The legislative history of chapter 170 of the Laws of 1994 establishes without doubt that the Legislature considered various provisions requiring satisfaction of a Medicaid lien prior to the funding of a "supplemental needs trust". The failure of the Legislature to include any such provision in the final version of the law indicates an intent to allow the funding of such trusts even prior to the satisfaction of existing Medicaid liens (Link v. Town of Smithtown, 162 Misc.2d 587, supra; Samerson v. Mather Mem. Hosp., supra). The failure of the Legislature to include, in the final version of a statute, a provision present in one or more of the proposals considered prior to the statute's final enactment is evidence that such provision was deliberately excluded (see, e.g., Pajak v. Pajak, 56 N.Y.2d 394).
We are also of the opinion that, as between the interpretation of chapter 170 proposed by the appellants, and that advocated by the respondents, it is the interpretation of the respondents which more closely conforms to the ideal of treating similarly positioned litigants in the same way. According to the appellants' interpretation, two identical personal injury plaintiffs, each the recipient of comparable medical assistance, and each offered a settlement of the same amount, would face the prospect of actually receiving different amounts depending on the speed with which the settlement is actually offered. The size of the Medicaid lien would correspond to the length of time needed to achieve a settlement, and the amount ultimately realized by the individual plaintiff would be an inverse relationship to the size of the lien. In complex cases, which typically take years to settle, the size of the lien might be such as to render any possible settlement futile from the perspective of the injured plaintiff. The legislature may well have wished to avoid this discrepancy in not adapting the proposals above noted (see, Link v. Town of Smithtown, supra).
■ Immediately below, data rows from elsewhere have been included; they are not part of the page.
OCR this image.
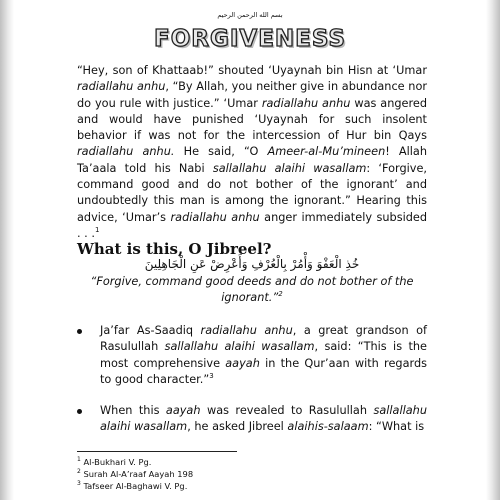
بسم الله الرحمن الرحيم
FORGIVENESS
“Hey, son of Khattaab!” shouted ‘Uyaynah bin Hisn at ‘Umar radiallahu anhu, “By Allah, you neither give in abundance nor do you rule with justice.” ‘Umar radiallahu anhu was angered and would have punished ‘Uyaynah for such insolent behavior if was not for the intercession of Hur bin Qays radiallahu anhu. He said, “O Ameer-al-Mu’mineen! Allah Ta’aala told his Nabi sallallahu alaihi wasallam: ‘Forgive, command good and do not bother of the ignorant’ and undoubtedly this man is among the ignorant.” Hearing this advice, ‘Umar’s radiallahu anhu anger immediately subsided . . .$^1$
What is this, O Jibreel?
خُذِ الْعَفْوَ وَأْمُرْ بِالْعُرْفِ وَأَعْرِضْ عَنِ الْجَاهِلِينَ
“Forgive, command good deeds and do not bother of the ignorant.”$^2$
Ja’far As-Saadiq radiallahu anhu, a great grandson of Rasulullah sallallahu alaihi wasallam, said: “This is the most comprehensive aayah in the Qur’aan with regards to good character.”$^3$
When this aayah was revealed to Rasulullah sallallahu alaihi wasallam, he asked Jibreel alaihis-salaam: “What is
$^1$ Al-Bukhari V. Pg.
$^2$ Surah Al-A’raaf Aayah 198
$^3$ Tafseer Al-Baghawi V. Pg.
In sum, we hold that the satisfaction of a preexisting Medicaid lien is not a precondition to the funding of a supplemental needs trust. Therefore, the compromise order of the Supreme Court is affirmed.
ROSENBLATT, SULLIVAN and HART, JJ., concur.
Ordered that the compromise order is affirmed, with one bill of costs payable by the appellants appearing separately and filing separate briefs.